Aim Evaluate the role of EBUS-TBNA in the diagnosis and subtyping of haematological malignancies.
Method Patients referred with mediastinal lymphadenopathy for EBUS-TBNA in whom lymphoma was suspected, were identified retrospectively in 3 tertiary centres in the UK between 2008 and 2013. EBUS was performed using a linear array ultrasonic bronchoscope and specimens taken with a 21 or 22 gauge needle. The diagnostic accuracy, avoidance of mediastinoscopy and surgical biopsy in cases of primary and relapsing haematological malignancy was recorded. Where EBUS-TBNA was negative, patients subsequently underwent surgical biopsy or clinical and radiological surveillance.
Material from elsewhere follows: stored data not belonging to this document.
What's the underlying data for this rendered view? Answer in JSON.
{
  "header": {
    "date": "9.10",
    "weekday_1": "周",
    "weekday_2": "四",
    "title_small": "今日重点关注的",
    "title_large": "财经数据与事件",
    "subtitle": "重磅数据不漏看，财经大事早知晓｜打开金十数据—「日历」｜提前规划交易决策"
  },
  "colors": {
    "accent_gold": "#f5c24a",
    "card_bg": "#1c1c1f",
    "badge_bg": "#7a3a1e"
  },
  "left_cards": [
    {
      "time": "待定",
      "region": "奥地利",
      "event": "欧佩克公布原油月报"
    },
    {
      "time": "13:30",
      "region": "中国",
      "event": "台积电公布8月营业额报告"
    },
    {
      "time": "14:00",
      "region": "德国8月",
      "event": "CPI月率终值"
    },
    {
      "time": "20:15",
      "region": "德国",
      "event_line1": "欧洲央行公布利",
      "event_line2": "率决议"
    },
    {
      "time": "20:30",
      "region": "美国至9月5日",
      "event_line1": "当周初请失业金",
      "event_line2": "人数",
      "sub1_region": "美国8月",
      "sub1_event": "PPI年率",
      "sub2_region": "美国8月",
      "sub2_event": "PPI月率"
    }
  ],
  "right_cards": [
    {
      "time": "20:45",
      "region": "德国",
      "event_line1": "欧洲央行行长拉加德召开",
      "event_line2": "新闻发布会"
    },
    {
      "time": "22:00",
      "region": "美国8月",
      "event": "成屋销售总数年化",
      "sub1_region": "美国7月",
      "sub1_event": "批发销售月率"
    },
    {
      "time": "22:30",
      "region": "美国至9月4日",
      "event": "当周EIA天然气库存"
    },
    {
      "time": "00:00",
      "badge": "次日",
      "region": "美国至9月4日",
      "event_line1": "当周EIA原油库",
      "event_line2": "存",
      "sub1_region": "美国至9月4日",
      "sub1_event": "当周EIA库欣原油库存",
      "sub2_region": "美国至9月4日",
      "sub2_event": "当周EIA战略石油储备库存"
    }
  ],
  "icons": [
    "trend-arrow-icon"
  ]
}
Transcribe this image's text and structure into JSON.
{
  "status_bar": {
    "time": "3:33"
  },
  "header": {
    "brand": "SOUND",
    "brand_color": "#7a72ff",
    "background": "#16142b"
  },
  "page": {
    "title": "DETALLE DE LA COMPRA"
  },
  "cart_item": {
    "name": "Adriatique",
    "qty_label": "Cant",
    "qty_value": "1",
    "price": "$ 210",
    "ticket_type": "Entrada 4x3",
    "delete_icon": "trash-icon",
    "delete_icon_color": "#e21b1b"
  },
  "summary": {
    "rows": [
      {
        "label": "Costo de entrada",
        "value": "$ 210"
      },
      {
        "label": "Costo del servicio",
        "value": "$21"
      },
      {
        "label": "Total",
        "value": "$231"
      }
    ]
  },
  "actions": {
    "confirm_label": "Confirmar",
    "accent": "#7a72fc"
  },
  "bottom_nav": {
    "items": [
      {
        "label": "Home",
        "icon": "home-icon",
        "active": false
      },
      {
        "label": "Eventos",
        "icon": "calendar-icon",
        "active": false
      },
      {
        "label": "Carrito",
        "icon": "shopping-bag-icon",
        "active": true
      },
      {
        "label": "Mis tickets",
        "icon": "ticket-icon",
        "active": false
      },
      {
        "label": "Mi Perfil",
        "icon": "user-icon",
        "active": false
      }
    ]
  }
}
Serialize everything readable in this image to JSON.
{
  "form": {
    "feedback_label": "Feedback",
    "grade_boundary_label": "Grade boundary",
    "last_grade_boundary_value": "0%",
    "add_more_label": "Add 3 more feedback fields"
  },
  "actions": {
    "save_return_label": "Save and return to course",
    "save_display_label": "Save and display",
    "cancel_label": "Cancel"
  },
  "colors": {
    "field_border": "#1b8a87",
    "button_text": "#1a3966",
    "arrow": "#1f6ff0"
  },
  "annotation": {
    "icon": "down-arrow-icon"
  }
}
Results Twenty-four patients (10 female and 14 male) with a mean age of 55.5 years underwent EBUS-TBNA for evaluation of mediastinal lymphadenopathy. Clinical and radiological diagnosis was of either, isolated mediastinal lymphadenopathy of unknown cause (n = 15) or suspected mediastinal recurrence of lymphoma (n = 8). Five patients (62.5%) were found to have a relapse of their haematological malignancy, whilst a new diagnosis of lymphoma was made in 11 cases (73.3%) where the presentation was of isolated mediastinal lymphadenopathy. One patient in this group was found to have tuberculosis. Tissue obtained from nodal aspiration was sufficient to subtype the disease in detail in 14 patients with immunohistochemistry. Overall, 17 patients (70%) were prevented from having mediastinoscopy and other biopsies, and the diagnostic accuracy and sensitivity of EBUS-TBNA in primary and relapsing lymphoma was 74%.
Conclusion EBUS-TBNA is a safe and important approach to mediastinal lymphadenopathy in suspected lymphoma, whereby detection of either primary or relapsing haematological malignancy prevents need for other more invasive biopsies.